Inside, I feel like my life's been broken into a million pieces. From my parents' sad endings to me and my sisters' new struggles with fertility and genetics, unfortunate things seem to befall my family more than is our fair share.
Maybe everyone feels that way.
But maybe that also makes you feel comfortable around me. Maybe knowing that there's been all this bad stuff in my life makes you want to give me a hug. Or maybe it makes you feel like your situation isn't so bad. Or maybe you just want to stand next to me in case a storm breaks out, because if a lightning bolt shoots from the sky you know which one of us it's going to hit.
Of
course I'm the girl who will get hit.
But I don't know if that's the girl you want to marry.
* * * *
Things are going along very well with me and Ish, and do not think he isn't supportive or wonderful. He says all the right things and I believe that he means them.
It's just that I have a ton of baggage, and sometimes I realize I'm waiting for the other shoe to drop.
* * * *
We were in an art store approximately two months after we'd started dating. There was a beautiful calendar of Paris, and he pulled it down and started pointing to the pictures. He got a wistful look in his eye as he spoke of his favorite spots, how you can't go to Paris without spending at least part of every day in a museum.
The flicker happened then, too. I had never dated someone who knew Paris. Who would know which museums to go to. Who could speak french well enough to order food and pair it with the right wine.

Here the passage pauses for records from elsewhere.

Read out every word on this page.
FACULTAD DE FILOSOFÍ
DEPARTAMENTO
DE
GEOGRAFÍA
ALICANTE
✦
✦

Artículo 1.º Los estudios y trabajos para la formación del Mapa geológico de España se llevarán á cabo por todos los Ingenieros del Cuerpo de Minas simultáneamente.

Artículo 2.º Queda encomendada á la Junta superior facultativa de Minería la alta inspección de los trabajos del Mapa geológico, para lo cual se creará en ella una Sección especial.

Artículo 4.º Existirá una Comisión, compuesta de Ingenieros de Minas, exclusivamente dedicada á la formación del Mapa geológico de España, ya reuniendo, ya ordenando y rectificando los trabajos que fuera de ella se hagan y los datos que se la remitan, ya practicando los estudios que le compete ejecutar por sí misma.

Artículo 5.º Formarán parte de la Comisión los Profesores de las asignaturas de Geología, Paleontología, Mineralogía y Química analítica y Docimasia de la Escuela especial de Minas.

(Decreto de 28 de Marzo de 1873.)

I want to be with him so badly.Shhh, this is just for fun.Last August, on our year anniversary, we went to a french restaurant. He talked about Paris again, and how much I would love it. How it would be, if we were there together. He said I would be a lot of fun to go with, because I would get it and love it.

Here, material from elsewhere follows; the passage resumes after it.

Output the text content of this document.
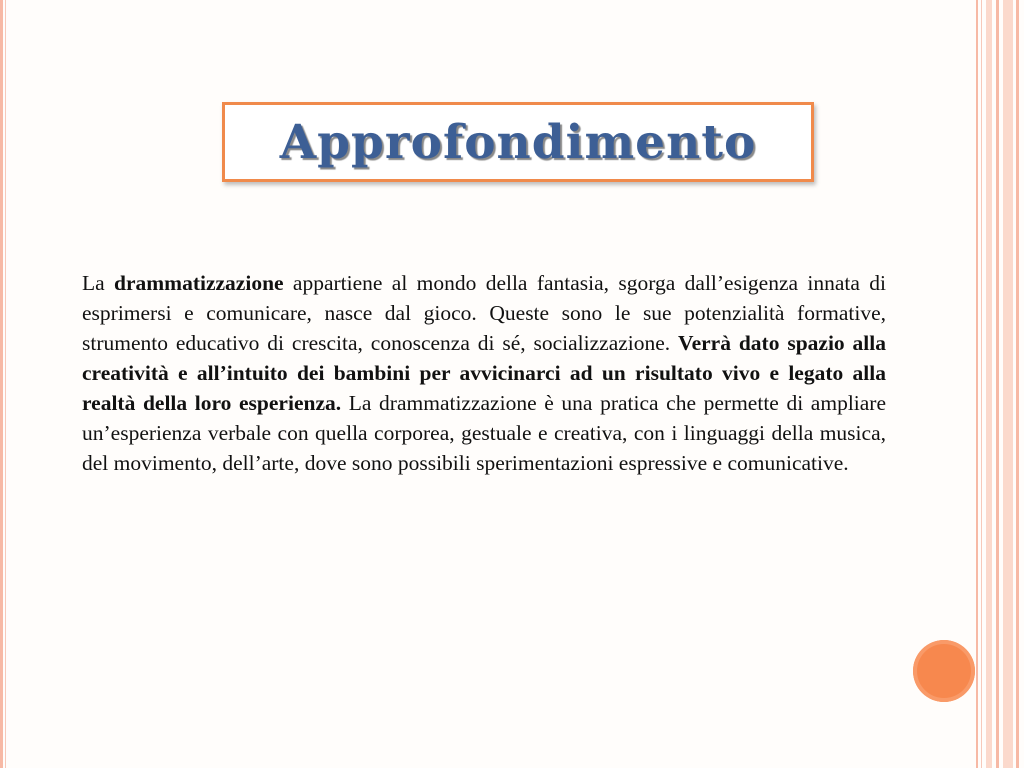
Approfondimento

La drammatizzazione appartiene al mondo della fantasia, sgorga dall’esigenza innata di esprimersi e comunicare, nasce dal gioco. Queste sono le sue potenzialità formative, strumento educativo di crescita, conoscenza di sé, socializzazione. Verrà dato spazio alla creatività e all’intuito dei bambini per avvicinarci ad un risultato vivo e legato alla realtà della loro esperienza. La drammatizzazione è una pratica che permette di ampliare un’esperienza verbale con quella corporea, gestuale e creativa, con i linguaggi della musica, del movimento, dell’arte, dove sono possibili sperimentazioni espressive e comunicative.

I knew we couldn't plan it, though. Not yet. Not then. He was still in the relatively early stages of his divorce, and planning a trip to Paris with his girlfriend was tactless and rude and not affordable anyway. Plus, who knew if we'd even still be together.
We are just dating.A few months later, I don't remember why, it came up again. Maybe we were just discussing traveling in general. We agreed, mutually, that fall of 2007 might be a good time to go. But also that fall of 2006 was way too early to plan anything definitive.

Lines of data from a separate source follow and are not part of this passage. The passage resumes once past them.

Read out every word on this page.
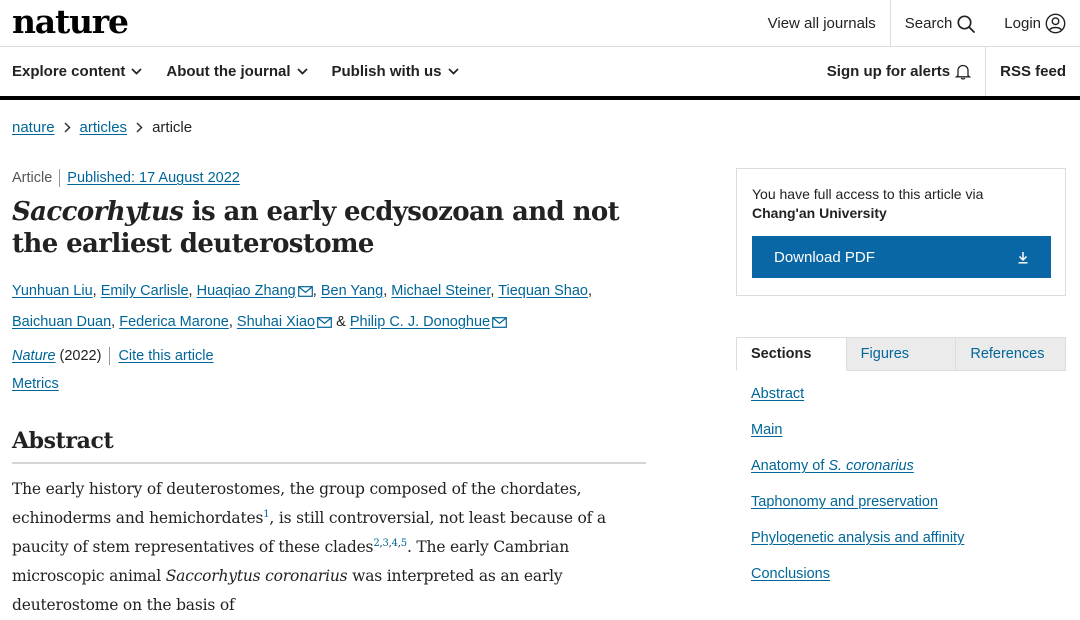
nature	View all journals Search	Login
Explore content	About the journal	Publish with us	Sign up for alerts	RSS feed
nature articles article
Article Published: 17 August 2022
Saccorhytus is an early ecdysozoan and not the earliest deuterostome
Yunhuan Liu, Emily Carlisle, Huaqiao Zhang , Ben Yang, Michael Steiner, Tiequan Shao, Baichuan Duan, Federica Marone, Shuhai Xiao & Philip C. J. Donoghue
Nature (2022) Cite this article
Metrics
Abstract

The early history of deuterostomes, the group composed of the chordates, echinoderms and hemichordates$^1$, is still controversial, not least because of a paucity of stem representatives of these clades$^{2,3,4,5}$. The early Cambrian microscopic animal Saccorhytus coronarius was interpreted as an early deuterostome on the basis of

You have full access to this article via
Chang'an University
Download PDF
Sections	Figures	References
Abstract
Main
Anatomy of S. coronarius
Taphonomy and preservation
Phylogenetic analysis and affinity
Conclusions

He said we should revisit it in the spring.
We should discuss
Paris in April, he'd said.
Ha.
* * * *
This entry doesn't end the way you might think.
It's April, and we have discussed it. And we are not going.
Understand that he has well reasoned, well grounded, perfectly good reasons for not being ready to go with me. Logistics aside, I think it simply means too much to me, while he is there, his divorce still not even final.
And of course I understand. But I have cried anyway.
Because here. Here it is.
To him, it is not about this. But to me, it represents everything I'm terrified about.
I know which fork to use and I can quote highbrow literature but I will still accidentally jab myself in the mouth with the fork and no one wants to hear a passage of Ondaatje through a fat, bloodied lip. And you know this. And I know this.
But, good God. I want to be the girl who gets taken to Paris.
I want to be good enough.
And I am afraid that no matter what, I cannot be. That people from Ish's circle will pity me and my baggage-ridden life, or pity Ish for getting suckered into dating me. I fear that his family will always feel pangs of disappointment about me, will always have wished it was someone else.
And that maybe he will, too.
I fear now as I have always feared, since the day I fondled his neatly packed boxes of ties, that this will end because it has to.
I don't get to have this.The charade will be over, and he will inevitably wend his way back to a better, more worldly version of That Life without me.
He will take someone else to Paris.
And I, as I always have, will return to my lumpy life of bacon-scented apartments and compartmentalized pieces of my story that didn't quite go the way I'd hoped.